7 Strategies for Flying With Children
With the long days of summer stretching into the horizon, chances are you’re preparing for a family vacation. If you’re a parent, gone are the days when you simply packed a bag for yourself and whiled away the hours reading a novel or watching the in-flight movie en route to your destination. Traveling with children in tow is a whole different story, but if you’re prepared, you can ensure that you, your kids and your fellow passengers can all keep your sanity and have a smooth flight.
- Take your time. You know how everything in your day-to-day takes longer with a baby or toddler? Airports have a way of multiplying that figure exponentially. Check in lines, security, flight delays, boarding. Leave early and go slowly so you and your child will both feel less anxious.
- Bring your car seat and stroller to the gate. If you plan to bring a car seat and stroller with you on your trip, bring them to the boarding gate. Strollers can be checked at the gate and retrieved at the gate on the other end. As for car seats, some airlines allow you to bring your car seat and use it if there’s an empty seat on the flight. Others don’t allow car seats to be used onboard at all, but you can still check it at the gate. Check with your carrier before the flight to be sure.
- Feed babies and toddlers on takeoff and landing or any other time you feel pressure in your ears. Whether you breastfeed a lap child or give older children a sippy cup or a small snack, the act of chewing and swallowing will help their ears adjust to the cabin pressure.
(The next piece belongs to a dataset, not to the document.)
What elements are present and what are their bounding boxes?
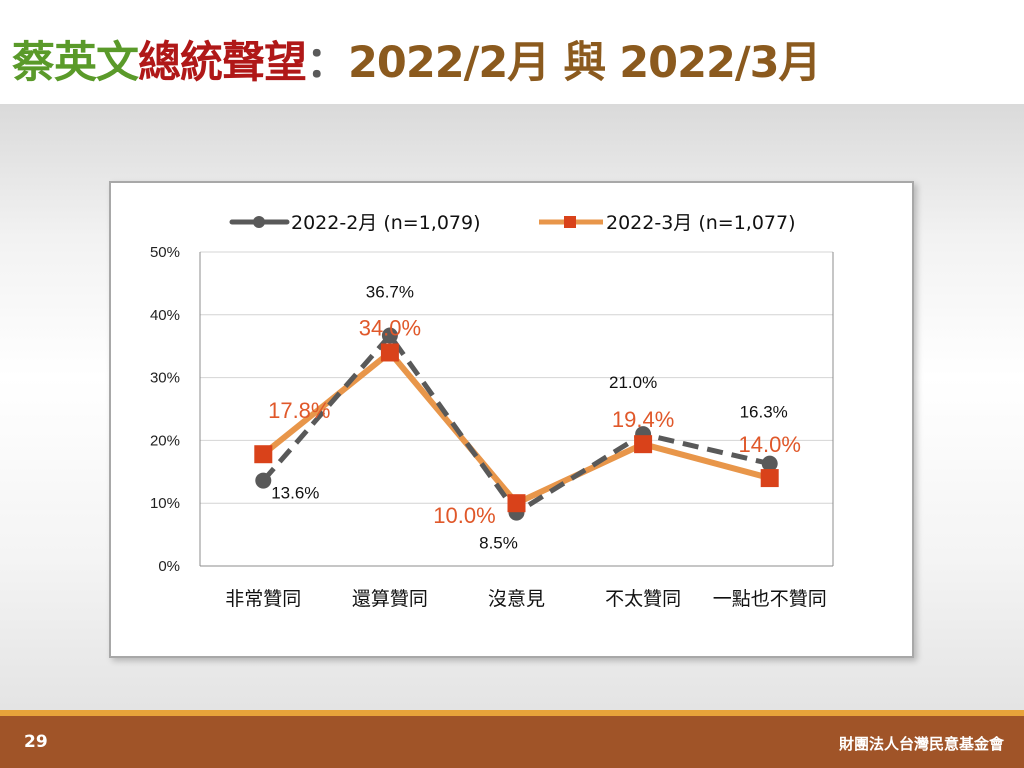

- Bring a selection of small toys, stickers or crayons that your child has never seen before. Don’t give them to your child until they ask for them or appear to be getting bored. The excitement of boarding, belting up and seeing new people may keep them entertained for a significant stretch.
- Utilize the items onboard. Two great activities can be found in your very own seat pocket. First, flip through the airplane magazine for an ‘I Spy’ scavenger hunt on each page. Second, grab a pen and the airsickness bags and create hand puppets.
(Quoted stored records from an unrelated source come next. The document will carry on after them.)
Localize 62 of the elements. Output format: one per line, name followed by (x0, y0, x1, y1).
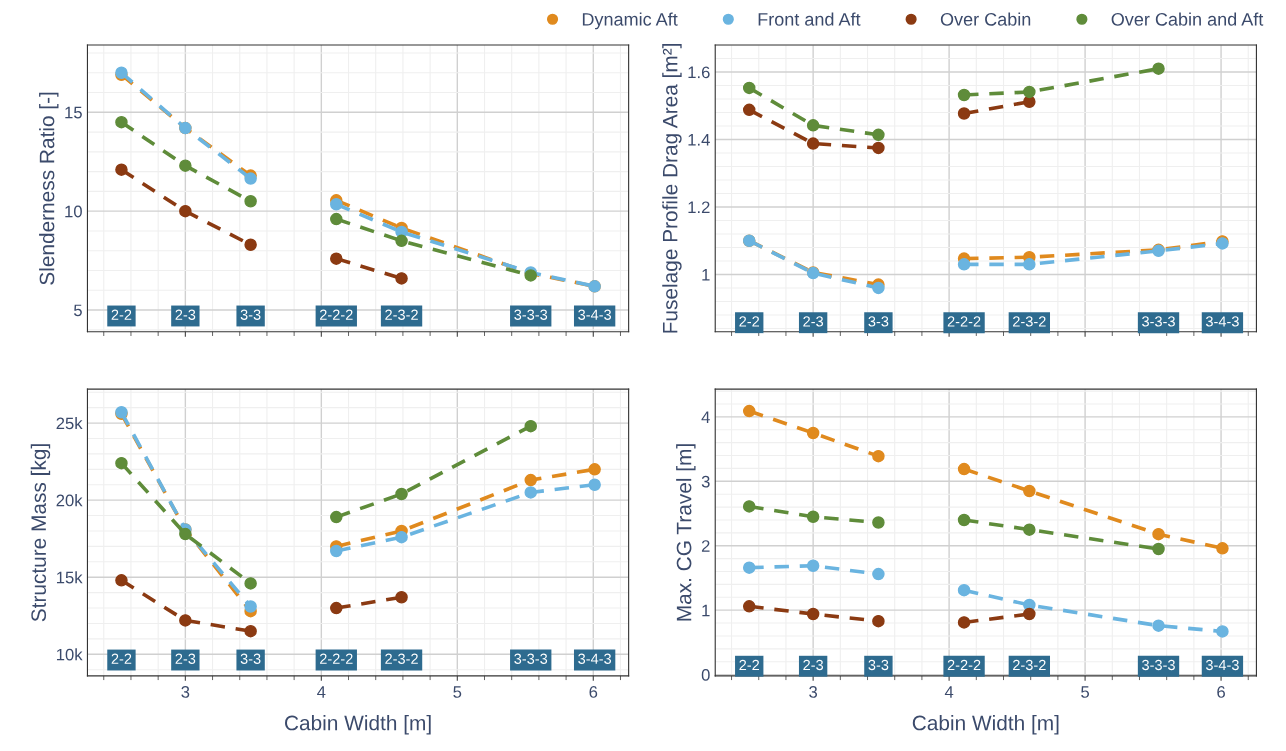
y-tick-label: 3 (701, 475, 710, 488)
annotation: 3-3 (240, 309, 261, 320)
annotation: 3-3-3 (514, 653, 548, 664)
annotation: 2-3-2 (1013, 659, 1046, 671)
annotation: 2-2-2 (320, 309, 353, 320)
x-tick-label: 5 (1081, 686, 1090, 698)
y-axis-title: Fuselage Profile Drag Area [m²] (662, 44, 682, 333)
y-tick-label: 0 (701, 669, 710, 681)
annotation: 2-3 (175, 653, 196, 664)
annotation: 2-2 (739, 316, 760, 327)
x-axis-title: Cabin Width [m] (285, 715, 431, 735)
x-tick-label: 3 (809, 686, 818, 698)
annotation: 2-3 (175, 309, 196, 320)
annotation: 3-3 (868, 659, 889, 671)
y-tick-label: 1.6 (688, 66, 710, 79)
legend-label: Over Cabin (940, 12, 1031, 26)
y-tick-label: 4 (701, 411, 710, 423)
legend-label: Over Cabin and Aft (1111, 12, 1264, 26)
legend-label: Dynamic Aft (582, 12, 678, 30)
y-tick-label: 1.4 (688, 134, 710, 146)
y-tick-label: 15k (56, 571, 83, 584)
y-tick-label: 1 (702, 604, 710, 617)
annotation: 2-2-2 (947, 659, 981, 671)
x-tick-label: 6 (1217, 686, 1225, 698)
y-axis-title: Structure Mass [kg] (30, 444, 51, 622)
y-axis-title: Slenderness Ratio [-] (39, 92, 59, 285)
y-tick-label: 15 (65, 106, 82, 119)
annotation: 3-3-3 (514, 309, 548, 320)
y-tick-label: 25k (56, 417, 83, 430)
annotation: 3-3-3 (1142, 659, 1175, 671)
y-tick-label: 2 (701, 540, 710, 552)
y-tick-label: 1 (702, 269, 710, 281)
annotation: 3-3 (240, 653, 261, 664)
annotation: 2-2 (111, 653, 132, 664)
y-tick-label: 5 (73, 304, 82, 317)
annotation: 2-3-2 (1013, 316, 1046, 327)
annotation: 2-2 (111, 309, 132, 320)
x-axis-title: Cabin Width [m] (912, 715, 1059, 735)
y-tick-label: 20k (56, 494, 83, 507)
annotation: 2-3-2 (385, 653, 418, 664)
x-tick-label: 4 (944, 686, 954, 698)
annotation: 3-3 (868, 316, 889, 327)
x-tick-label: 4 (317, 686, 326, 698)
annotation: 2-3-2 (385, 309, 418, 320)
annotation: 2-2 (739, 659, 760, 671)
x-tick-label: 6 (589, 686, 598, 698)
annotation: 3-4-3 (578, 653, 612, 664)
annotation: 2-2-2 (947, 316, 981, 327)
y-tick-label: 1.2 (688, 201, 710, 214)
annotation: 3-4-3 (1205, 659, 1239, 671)
annotation: 3-4-3 (1205, 316, 1239, 327)
y-axis-title: Max. CG Travel [m] (676, 444, 696, 621)
annotation: 3-3-3 (1142, 316, 1175, 327)
annotation: 2-3 (803, 316, 824, 327)
annotation: 3-4-3 (578, 309, 612, 320)
y-tick-label: 10 (65, 205, 82, 218)
annotation: 2-3 (803, 659, 824, 671)
x-tick-label: 5 (453, 686, 462, 698)
x-tick-label: 3 (181, 686, 190, 698)
legend-label: Front and Aft (758, 12, 861, 26)
annotation: 2-2-2 (320, 653, 353, 664)
y-tick-label: 10k (56, 648, 83, 661)
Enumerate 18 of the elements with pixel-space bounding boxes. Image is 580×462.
- Acknowledge and apologize if your baby cries. When you have a fussy baby in a confined space, your immediate instinct may be to freak out. Keep your cool and try to comfort your baby quietly. Acknowledge your seatmates’ and apologize for the noise. Most people will be understanding and recognize that you’re trying your best. If your child won’t calm down, remember that babies cry and some people will be annoyed no matter what you do. Simply do your best to remain calm.
- Avoid jet lag on arrival. One of the best remedies to jet lag for children is to time your flight to arrive during daylight hours as early in the day as possible. Feed them throughout the day at local mealtimes to help them understand the new time zone, and put them to bed one hour later than usual to help them sleep through the night.